Adepte de la lenteur, Dora Formica oppose le travail manuel et une autre forme d’IA, qu’elle appelle «l’intelligence artisanale», à la tablette et aux algorithmes. 

Dans sa dernière BD, l’illustratrice Dora Formica s’interroge sur la menace que représente l’intelligence artificielle dans son travail. Un questionnement qui n’aura pas raison de sa passion. En plusieurs traits.

D’abord le choc, puis le besoin d’enquêter et d’échanger avec ses pairs. Voilà les éléments qui ont présidé à la création de la dernière BD de Dora Formica, Certifié humain, qui vient de paraître aux Editions Helvetiq. L’histoire commence par une discussion avec un auteur de romans pour enfants croisé dans le cadre d’un festival de littérature jeunesse. L’homme lui explique que la dernière couverture de son livre a été réalisée par une intelligence artificielle (IA). Dora Formica reste interloquée. Non seulement le choix de recourir à des algorithmes met en péril sa profession, mais en plus, elle ressent cette information comme une attaque directe à son héritage familial, son père ayant travaillé comme illustrateur. Bouleversée, la Lausannoise décide de prendre la température auprès d’une dizaine de professionnels de la BD pour savoir comment ils se positionnent sur la question.
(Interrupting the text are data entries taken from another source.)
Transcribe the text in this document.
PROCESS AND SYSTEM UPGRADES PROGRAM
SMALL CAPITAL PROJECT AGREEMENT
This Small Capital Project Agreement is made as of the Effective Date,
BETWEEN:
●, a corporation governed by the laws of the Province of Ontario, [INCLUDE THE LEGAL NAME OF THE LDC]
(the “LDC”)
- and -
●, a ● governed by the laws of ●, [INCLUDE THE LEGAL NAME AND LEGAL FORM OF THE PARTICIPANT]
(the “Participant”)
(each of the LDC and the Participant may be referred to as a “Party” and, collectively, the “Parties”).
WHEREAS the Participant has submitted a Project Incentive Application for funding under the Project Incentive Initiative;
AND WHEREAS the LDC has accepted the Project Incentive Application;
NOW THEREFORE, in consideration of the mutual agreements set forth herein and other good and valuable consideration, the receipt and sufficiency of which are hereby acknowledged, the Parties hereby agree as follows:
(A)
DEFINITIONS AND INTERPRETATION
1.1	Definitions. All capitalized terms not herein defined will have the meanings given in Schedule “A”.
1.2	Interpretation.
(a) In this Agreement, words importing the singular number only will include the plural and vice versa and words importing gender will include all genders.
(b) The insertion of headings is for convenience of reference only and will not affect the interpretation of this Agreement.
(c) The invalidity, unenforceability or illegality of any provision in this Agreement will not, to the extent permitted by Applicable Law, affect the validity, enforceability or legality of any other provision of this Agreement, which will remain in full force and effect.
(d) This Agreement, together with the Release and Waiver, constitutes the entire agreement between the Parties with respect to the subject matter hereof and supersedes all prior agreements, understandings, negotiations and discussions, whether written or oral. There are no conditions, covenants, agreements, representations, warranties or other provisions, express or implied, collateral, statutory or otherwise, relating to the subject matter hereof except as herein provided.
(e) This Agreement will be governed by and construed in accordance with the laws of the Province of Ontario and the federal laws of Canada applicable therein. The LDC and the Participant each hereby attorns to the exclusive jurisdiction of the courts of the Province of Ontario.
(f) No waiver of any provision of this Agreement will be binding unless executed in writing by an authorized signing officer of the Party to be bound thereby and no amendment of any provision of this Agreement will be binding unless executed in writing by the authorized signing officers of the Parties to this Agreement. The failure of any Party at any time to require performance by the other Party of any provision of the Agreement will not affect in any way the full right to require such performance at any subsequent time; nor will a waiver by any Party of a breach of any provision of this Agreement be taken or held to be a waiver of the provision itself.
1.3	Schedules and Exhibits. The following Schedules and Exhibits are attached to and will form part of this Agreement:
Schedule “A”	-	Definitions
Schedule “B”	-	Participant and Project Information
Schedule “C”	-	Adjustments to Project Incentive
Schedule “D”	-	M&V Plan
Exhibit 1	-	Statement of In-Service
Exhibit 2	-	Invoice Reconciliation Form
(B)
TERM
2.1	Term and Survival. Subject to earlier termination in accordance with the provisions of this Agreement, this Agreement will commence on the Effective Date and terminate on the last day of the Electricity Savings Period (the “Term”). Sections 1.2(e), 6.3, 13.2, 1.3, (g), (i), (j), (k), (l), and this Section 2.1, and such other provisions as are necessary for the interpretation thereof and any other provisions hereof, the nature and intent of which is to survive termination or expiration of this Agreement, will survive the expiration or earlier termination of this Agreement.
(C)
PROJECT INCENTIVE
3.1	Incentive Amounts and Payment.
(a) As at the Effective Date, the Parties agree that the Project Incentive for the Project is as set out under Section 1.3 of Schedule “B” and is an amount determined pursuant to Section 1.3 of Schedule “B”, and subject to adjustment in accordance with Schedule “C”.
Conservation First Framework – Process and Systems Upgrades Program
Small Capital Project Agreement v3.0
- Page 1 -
Elle relate ces rencontres dans son livre qui se termine sur une note positive. 

Démarche intuitive

«Le dessin est un élan de vie qu’on ne peut pas réprimer. Cette pratique ne disparaîtra pas. Mais à l’avenir, il pourrait bien y avoir deux marchés, un exécutif et l’autre qualitatif», affirme Dora Formica, rentrée rassurée de son investigation, avant de préciser sa pensée. «L’IA répond au modèle de la société capitaliste, productiviste, visant à faire gagner du temps. Moi, je n’entends pas en gagner mais en prendre. Par comparaison, l’IA pourrait bien revaloriser le travail manuel.» Une vision qui trahit bien sa nature optimiste, sa fraîcheur et son enthousiasme. «L’illustration me permet de proposer un regard sur le monde et de m’émerveiller de petits détails qui m’échapperaient hors de ce cadre», note Dora Formica, précisant s’inspirer de la vie de gens qui ont un parcours original. «Je cogite pas mal aussi, les idées défilent dans ma tête, comme une bande passante, et j’en saisis au vol. Les images me parviennent et je les matérialise. Il y a une certaine agilité de l’esprit couplée à l’histoire et aux références personnelles. Comme une petite IA, mais plutôt une intelligence artisanale», ajoute l’illustratrice, qualifiant sa démarche d’intuitive. Mais si Dora Formica préfère voir le verre à moitié plein, et estime que les planètes sont bien alignées en ce qui la concerne, elle n’en met pas moins toutes les chances de son côté pour pouvoir vivre, bien que modestement, de son métier. 

Fourmis inspirantes

«Je travaille beaucoup. Comme les fourmis que j’admire pour leur intelligence collective et qui m’ont inspiré mon nom d’artiste, Formica», ajoute la jeune femme de 38 ans. Mariée et mère de deux filles de 10 et 12 ans, elle réalise, en marge de ses publications, des mandats pour différents clients privés, comme Le Temps, ou institutionnels, à l’image de la Ville de Lausanne, de Genève ou encore de Nyon. Ses créations, elle les réalise à l’aquarelle, l’encre de Chine ou aux Neocolor. Et, mis à part quelques esquisses, on la verra rarement utiliser de tablette. «Cet outil me vide de mon énergie contrairement au travail à la main qui me nourrit.» Pour l’illustratrice, il s’agit aussi de cohérence avec la vie choisie. «Je ne possède pas de voiture et mange local», indique-t-elle, admettant néanmoins des entorses aux principes défendus. Et la trentenaire de pointer son téléphone portable trônant sur la table, faille à son engagement. 

L’amour du mouvement

«Je ne prends plus l’avion depuis dix ans. Je préfère désormais me déplacer en train, à vélo ou à pied», affirme l’ancienne bourlingueuse, qui, en 2013, a fait le tour du monde avec son compagnon. Une aventure que cette fan d’Ella Maillart a racontée dans un livre illustré. Rebelote en 2023, où toute la famille a visité un an durant l’Italie et Europe de l’Est à bord d’un camping-car. Ce périple a également été narré dans un album jeunesse, Petite Main et Grande Main, paru aux Editions Helvetiq. Et lui a donné l’occasion, précise-t-elle, de prendre du temps pour savourer l’enfance de ses filles.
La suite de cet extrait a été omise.